A professor of Forensic Accounting and Auditing, Professor Yohanna Jugu, has told a Rivers State High Court, sitting in Port Harcourt, how the Nigerian Liquefied Natural Gas Limited (NLNG), came about owing N5.074billion to an indigenous contractor, Macobarb International Limited.
Jugu, who is senior partner at W.J Jugu & Co, Jos, told Justice Chinwendu Nwogu that he (the expert) worked out the indebtedness from the contract document and performance history of number B130142PPI (Access control contract) awarded by the NLNG to Macobarb in 2014.
He told the court that he relied on Sections 2, 7, 8 & 9 of the contract to calculate the liabilities creditable to Macobarb by the NLNG. He also noted that Section 9 is the Macobarb Bill of Quantities.
The financial expert further agreed with the defence counsel who read out the content of Section 7, subsections: 5.11, 12.4, 13.2 thus: “If, by reason of any failure or inability of the engineer, the Company’s Representative and/or the Company to issue within a time reasonable in all the circumstances any drawing, instruction, approval or the like for which notice has been given by the Contractor, the Contractor suffers delay and/or incurs costs, then the time for the execution of the works shall be extended accordingly and the amount of such costs shall be added to the Contract Sum”.
He also agreed when the lead defence counsel, Professor Mayo Adaralegbe, read out Subsection 12.4 to show that any inferior materials or items supplied by the contractor shall be at the contractor’s account.
Jugu said: “Such costs shall include any standing time for pending delivery of acceptable Plant/equipment/tools/vehicles. Where Contractor’s programme for the Work is delayed as a result, the Contractor shall provide additional resources to recover the time lost so as not to delay the stage completion date/s for the works”.
This was interpreted to mean that whichever side caused delay of job shall pay the added cost. The witness said this was the provision he relied on to calculate the cost of delays caused by the NLNG.
The statement he submitted and affirmed in court indicated that the only standing time not provided for in the EPC Contract is on engineering design because, he said, it is elementary in design.
The defence counsel drilled the witness for hours and asked him (the expert witness) if he was aware that the contract was terminated sometime in November 2015.

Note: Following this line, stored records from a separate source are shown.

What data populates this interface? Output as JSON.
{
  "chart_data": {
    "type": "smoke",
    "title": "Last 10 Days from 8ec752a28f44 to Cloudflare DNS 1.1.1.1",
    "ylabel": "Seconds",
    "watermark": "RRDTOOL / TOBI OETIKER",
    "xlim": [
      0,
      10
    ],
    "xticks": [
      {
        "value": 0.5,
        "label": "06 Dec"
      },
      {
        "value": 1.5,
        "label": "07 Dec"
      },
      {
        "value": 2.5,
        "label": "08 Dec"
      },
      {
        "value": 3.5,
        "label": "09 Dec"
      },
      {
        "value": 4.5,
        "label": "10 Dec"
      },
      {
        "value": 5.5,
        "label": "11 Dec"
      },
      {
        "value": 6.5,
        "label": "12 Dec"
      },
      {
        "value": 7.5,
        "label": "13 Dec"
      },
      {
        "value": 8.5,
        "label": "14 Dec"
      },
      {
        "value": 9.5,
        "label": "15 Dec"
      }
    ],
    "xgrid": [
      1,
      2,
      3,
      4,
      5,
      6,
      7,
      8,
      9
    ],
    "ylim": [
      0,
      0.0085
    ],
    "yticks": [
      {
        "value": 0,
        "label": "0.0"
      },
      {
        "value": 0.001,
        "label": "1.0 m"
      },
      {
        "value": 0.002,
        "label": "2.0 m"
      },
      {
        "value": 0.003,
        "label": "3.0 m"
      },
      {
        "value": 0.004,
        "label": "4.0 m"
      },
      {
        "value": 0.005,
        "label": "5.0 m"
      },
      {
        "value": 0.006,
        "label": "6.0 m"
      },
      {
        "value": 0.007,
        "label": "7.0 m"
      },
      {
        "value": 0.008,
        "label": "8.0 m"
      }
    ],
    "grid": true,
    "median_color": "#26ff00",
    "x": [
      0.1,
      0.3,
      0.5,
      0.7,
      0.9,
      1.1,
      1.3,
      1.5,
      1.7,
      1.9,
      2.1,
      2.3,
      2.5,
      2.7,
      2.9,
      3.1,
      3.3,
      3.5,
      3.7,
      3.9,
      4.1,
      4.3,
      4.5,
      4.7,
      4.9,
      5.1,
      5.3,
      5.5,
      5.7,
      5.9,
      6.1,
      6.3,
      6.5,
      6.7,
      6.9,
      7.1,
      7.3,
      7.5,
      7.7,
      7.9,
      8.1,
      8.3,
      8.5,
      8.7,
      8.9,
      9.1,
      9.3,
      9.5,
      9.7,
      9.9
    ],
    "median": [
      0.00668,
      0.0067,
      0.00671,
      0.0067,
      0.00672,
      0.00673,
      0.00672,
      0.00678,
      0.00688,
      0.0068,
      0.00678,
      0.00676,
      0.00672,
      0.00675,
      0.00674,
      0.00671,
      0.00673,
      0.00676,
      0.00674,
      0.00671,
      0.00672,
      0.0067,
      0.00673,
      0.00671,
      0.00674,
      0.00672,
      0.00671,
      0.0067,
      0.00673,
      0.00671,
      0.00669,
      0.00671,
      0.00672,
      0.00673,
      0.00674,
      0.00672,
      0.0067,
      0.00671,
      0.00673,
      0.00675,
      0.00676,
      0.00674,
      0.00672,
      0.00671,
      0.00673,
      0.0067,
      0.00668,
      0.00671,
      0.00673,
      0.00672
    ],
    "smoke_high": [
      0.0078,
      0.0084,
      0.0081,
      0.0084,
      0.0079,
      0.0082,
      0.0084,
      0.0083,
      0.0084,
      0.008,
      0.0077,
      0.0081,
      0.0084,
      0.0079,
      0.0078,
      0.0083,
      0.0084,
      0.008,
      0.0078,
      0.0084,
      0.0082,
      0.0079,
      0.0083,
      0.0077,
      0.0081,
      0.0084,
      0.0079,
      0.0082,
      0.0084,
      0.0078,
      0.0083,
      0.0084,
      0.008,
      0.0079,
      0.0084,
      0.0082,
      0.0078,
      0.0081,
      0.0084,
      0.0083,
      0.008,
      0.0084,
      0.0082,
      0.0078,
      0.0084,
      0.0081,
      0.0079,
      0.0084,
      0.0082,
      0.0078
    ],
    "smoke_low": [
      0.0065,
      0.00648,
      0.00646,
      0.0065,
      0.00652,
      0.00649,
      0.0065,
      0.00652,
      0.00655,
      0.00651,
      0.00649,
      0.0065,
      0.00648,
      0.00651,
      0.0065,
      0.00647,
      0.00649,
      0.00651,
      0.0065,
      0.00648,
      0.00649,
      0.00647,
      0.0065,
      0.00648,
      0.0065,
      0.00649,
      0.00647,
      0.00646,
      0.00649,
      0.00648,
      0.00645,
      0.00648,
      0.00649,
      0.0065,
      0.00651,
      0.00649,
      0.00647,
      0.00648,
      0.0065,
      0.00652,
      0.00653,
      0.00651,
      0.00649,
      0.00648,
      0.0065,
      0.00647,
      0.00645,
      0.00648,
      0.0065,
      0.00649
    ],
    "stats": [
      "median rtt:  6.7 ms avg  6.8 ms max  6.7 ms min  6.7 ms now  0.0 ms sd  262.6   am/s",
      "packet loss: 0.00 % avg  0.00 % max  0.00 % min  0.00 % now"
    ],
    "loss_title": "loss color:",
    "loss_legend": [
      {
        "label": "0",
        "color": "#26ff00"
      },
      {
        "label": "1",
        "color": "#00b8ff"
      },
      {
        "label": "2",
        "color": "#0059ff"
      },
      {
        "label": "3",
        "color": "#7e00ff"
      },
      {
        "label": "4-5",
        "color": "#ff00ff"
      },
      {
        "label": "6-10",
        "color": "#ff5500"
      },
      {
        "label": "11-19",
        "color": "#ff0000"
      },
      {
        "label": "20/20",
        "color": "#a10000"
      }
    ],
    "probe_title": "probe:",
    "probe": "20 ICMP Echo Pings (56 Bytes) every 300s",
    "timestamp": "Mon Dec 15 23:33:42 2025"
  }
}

He answered that he saw document like that but that when he asked his client (Macobarb), they informed him that the termination was a breach in the sense that the ‘Contract Holder’ was the one to have terminated the contract.

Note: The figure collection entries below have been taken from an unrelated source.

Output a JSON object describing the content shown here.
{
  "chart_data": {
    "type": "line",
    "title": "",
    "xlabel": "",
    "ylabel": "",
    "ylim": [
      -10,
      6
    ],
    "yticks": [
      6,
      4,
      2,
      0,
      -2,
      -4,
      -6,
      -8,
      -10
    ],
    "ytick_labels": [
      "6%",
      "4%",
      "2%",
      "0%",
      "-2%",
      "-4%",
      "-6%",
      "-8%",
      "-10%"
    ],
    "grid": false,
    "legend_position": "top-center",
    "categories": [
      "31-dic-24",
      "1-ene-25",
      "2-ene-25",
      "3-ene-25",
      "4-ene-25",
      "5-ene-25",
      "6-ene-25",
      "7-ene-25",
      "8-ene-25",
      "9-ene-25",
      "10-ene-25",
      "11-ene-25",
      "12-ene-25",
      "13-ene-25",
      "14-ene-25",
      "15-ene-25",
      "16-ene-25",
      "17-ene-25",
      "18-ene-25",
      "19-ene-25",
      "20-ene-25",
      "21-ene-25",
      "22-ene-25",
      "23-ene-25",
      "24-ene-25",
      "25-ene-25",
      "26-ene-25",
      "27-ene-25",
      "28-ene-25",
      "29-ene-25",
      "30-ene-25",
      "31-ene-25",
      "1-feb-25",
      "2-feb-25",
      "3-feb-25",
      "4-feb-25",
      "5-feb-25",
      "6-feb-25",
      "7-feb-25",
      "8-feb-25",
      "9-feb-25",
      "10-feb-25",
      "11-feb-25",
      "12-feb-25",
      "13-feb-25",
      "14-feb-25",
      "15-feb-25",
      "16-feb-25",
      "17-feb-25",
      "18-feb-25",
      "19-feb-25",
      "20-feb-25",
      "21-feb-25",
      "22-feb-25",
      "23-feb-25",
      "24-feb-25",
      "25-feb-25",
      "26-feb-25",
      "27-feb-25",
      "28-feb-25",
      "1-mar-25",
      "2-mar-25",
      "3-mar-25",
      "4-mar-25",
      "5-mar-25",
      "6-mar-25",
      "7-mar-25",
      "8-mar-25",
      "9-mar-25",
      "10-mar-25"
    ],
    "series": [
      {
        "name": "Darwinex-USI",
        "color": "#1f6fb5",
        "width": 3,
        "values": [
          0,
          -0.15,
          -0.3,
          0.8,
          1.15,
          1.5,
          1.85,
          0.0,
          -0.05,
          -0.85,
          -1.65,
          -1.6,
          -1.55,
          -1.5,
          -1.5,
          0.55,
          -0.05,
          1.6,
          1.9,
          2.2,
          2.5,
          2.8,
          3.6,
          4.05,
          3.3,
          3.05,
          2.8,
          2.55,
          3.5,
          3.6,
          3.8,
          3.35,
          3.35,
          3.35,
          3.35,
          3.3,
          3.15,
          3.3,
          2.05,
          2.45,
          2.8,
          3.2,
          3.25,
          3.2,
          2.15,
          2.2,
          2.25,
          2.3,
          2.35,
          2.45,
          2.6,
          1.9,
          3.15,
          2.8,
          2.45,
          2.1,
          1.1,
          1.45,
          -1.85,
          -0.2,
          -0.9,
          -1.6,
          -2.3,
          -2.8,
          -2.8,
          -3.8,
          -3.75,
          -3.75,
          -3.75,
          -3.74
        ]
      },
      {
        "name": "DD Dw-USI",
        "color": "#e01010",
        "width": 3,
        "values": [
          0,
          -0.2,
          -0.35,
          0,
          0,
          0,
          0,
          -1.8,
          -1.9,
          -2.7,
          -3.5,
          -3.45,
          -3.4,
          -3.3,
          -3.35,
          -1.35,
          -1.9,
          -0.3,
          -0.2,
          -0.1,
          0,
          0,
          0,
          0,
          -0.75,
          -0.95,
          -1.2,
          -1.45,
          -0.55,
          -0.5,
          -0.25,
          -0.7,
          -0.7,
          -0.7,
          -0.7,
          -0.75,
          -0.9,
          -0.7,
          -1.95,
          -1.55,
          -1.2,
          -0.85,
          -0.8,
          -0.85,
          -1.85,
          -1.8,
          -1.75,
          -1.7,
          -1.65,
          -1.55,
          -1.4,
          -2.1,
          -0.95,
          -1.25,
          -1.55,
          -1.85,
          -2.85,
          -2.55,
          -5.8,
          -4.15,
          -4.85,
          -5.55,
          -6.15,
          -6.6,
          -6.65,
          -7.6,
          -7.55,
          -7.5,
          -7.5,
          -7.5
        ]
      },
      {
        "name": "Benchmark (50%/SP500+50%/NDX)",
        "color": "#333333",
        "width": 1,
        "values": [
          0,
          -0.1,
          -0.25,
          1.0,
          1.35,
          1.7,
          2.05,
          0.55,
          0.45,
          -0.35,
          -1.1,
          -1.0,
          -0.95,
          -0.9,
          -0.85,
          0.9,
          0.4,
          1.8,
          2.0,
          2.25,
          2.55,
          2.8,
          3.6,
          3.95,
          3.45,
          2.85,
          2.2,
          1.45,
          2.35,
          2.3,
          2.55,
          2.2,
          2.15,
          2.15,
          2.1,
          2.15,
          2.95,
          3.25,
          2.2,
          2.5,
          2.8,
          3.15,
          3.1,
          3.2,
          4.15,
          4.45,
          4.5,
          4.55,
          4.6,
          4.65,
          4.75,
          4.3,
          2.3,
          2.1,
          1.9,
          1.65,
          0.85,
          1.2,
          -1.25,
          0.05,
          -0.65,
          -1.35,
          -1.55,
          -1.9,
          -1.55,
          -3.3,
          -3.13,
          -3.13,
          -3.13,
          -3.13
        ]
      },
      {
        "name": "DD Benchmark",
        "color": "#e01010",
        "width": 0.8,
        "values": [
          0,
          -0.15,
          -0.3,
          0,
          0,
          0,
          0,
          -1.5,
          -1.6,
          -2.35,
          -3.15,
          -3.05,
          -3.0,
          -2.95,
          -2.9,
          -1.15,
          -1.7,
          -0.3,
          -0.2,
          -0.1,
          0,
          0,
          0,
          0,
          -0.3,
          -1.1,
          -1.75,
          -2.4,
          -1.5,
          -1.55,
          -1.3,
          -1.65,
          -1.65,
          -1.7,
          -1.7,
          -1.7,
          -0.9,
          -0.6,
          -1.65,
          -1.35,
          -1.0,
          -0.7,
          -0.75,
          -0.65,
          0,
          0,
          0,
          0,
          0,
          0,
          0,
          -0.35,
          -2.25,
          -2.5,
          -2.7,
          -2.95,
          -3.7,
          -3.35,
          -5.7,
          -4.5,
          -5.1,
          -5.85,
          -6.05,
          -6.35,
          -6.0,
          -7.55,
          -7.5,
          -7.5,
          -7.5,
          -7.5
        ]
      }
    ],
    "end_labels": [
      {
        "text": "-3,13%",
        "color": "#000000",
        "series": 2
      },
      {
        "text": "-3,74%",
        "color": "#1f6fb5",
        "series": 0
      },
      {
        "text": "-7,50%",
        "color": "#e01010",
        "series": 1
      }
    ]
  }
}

Adaralegbe pinned the witness to admit that the total sum of the contract was N95m and asked the witness how he calculated the debt (if any) at over N5bn, to which he answered that it was for job done that was not paid for, and the breaches that occurred from the contract.
He told the court that if he was mandated to calculate the time value of money arising from the contract crisis, he would be compensated with another N800m.
The hearing continues on October 29, 2024, when the managing director of Macobarb, Shedrack Ogboru, would be led to mount the witness box by his latest lead counsel, A.J. Okanje, to tell the court what happened in the controversial contract.